Purpose: To perform deep phenotyping of subjects with PDE6C achromatopsia and examine disease natural history.
Methods: Eight subjects with disease-causing variants in PDE6C were assessed in detail, including clinical phenotype, best-corrected visual acuity, fundus autofluorescence, and optical coherence tomography. Six subjects also had confocal and nonconfocal adaptive optics scanning light ophthalmoscopy, axial length, international standard pattern and full-field electroretinography (ERG), short-wavelength flash (S-cone) ERGs, and color vision testing.

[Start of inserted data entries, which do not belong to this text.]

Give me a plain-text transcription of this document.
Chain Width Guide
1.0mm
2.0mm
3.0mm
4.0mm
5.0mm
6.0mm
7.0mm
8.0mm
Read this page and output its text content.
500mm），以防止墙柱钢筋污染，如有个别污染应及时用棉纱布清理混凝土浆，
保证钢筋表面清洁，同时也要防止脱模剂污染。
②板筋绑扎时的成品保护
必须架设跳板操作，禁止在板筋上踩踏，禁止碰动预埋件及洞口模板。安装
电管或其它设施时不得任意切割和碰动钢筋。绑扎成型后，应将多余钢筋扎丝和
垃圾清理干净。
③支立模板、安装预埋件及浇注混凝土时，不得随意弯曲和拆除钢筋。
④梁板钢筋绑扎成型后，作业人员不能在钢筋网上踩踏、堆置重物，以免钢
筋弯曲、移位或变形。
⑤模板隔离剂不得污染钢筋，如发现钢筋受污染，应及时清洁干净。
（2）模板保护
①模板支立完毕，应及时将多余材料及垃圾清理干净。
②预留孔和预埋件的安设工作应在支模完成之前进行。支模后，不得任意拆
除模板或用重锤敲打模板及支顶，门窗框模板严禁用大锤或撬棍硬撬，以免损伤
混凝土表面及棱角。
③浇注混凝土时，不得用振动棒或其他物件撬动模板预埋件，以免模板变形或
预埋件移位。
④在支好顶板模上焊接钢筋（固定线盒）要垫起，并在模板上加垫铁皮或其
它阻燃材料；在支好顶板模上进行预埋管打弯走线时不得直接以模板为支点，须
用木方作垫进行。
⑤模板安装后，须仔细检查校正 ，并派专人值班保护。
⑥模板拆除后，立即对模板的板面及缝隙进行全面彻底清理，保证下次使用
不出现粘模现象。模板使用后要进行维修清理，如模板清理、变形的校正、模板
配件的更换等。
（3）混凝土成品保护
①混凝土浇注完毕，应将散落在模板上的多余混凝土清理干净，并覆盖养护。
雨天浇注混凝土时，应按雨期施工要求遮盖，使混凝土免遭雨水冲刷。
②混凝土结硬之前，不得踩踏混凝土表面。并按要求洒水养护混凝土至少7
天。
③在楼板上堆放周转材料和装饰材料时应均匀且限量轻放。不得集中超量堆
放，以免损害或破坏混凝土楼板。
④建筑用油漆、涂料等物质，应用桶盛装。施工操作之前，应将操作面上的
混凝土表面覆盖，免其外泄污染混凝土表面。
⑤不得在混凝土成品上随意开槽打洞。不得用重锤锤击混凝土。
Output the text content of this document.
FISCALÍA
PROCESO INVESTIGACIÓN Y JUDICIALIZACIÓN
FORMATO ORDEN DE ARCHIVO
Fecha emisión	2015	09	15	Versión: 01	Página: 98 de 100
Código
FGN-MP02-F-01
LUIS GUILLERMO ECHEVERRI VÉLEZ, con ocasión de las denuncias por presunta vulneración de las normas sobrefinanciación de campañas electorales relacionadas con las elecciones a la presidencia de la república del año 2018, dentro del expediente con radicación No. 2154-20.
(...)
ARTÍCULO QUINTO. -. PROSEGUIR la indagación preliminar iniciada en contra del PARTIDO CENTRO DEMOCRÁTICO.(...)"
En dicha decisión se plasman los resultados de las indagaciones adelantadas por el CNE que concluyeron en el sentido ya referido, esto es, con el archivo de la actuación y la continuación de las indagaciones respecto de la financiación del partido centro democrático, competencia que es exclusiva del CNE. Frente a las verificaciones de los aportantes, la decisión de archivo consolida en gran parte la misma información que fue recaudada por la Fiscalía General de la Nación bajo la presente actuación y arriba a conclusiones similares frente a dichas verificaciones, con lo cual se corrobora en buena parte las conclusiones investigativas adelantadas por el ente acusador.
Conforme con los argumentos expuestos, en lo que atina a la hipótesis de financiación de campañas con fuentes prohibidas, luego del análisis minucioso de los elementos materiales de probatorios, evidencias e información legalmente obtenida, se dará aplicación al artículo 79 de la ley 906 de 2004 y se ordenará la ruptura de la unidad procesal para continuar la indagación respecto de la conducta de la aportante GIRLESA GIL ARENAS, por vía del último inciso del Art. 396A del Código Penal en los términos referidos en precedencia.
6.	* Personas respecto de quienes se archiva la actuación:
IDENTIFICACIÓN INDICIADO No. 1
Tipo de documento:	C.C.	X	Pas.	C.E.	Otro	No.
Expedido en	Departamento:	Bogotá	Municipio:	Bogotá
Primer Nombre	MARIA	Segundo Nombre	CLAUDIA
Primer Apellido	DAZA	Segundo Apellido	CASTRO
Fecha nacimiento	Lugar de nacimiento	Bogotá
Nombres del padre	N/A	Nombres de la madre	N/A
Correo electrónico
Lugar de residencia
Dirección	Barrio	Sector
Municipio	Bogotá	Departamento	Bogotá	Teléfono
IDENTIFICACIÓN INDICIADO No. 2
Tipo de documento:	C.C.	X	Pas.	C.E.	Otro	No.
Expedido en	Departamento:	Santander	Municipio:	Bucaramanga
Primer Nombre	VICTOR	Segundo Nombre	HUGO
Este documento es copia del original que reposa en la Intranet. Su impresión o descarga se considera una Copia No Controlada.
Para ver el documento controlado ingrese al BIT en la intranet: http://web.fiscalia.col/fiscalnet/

Results: All subjects presented with early-onset nystagmus, decreased best-corrected visual acuity, light sensitivity, and severe color vision loss, and five of them had high myopia. We identified three novel disease-causing variants and provide phenotype data associated with nine variants for the first time. No subjects had foveal hypoplasia or residual ellipsoid zone (EZ) at the foveal center; one had an absent EZ, three had a hyporeflective zone, and four had outer retinal atrophy. The mean width of the central EZ lesion on optical coherence tomography at baseline was 1923 μm. The mean annual increase in EZ lesion size was 48.3 μm. Fundus autofluorescence revealed a central hypoautofluorescence with a surrounding ring of increased signal (n = 5). The mean hypoautofluorescent area at baseline was 3.33 mm2 and increased in size by a mean of 0.13 mm2/year. Nonconfocal adaptive optics scanning light ophthalmoscopy revealed residual foveal cones in only one of two cases. Full-field ERGs were consistent with severe generalized cone system dysfunction but with relative preservation of S-cone sensitivity.
Conclusions: PDE6C retinopathy is a severe cone dysfunction syndrome often presenting as typical achromatopsia but without foveal hypoplasia. Myopia and slowly progressive maculopathy are common features. There are few (if any) residual foveal cones for intervention in older adults.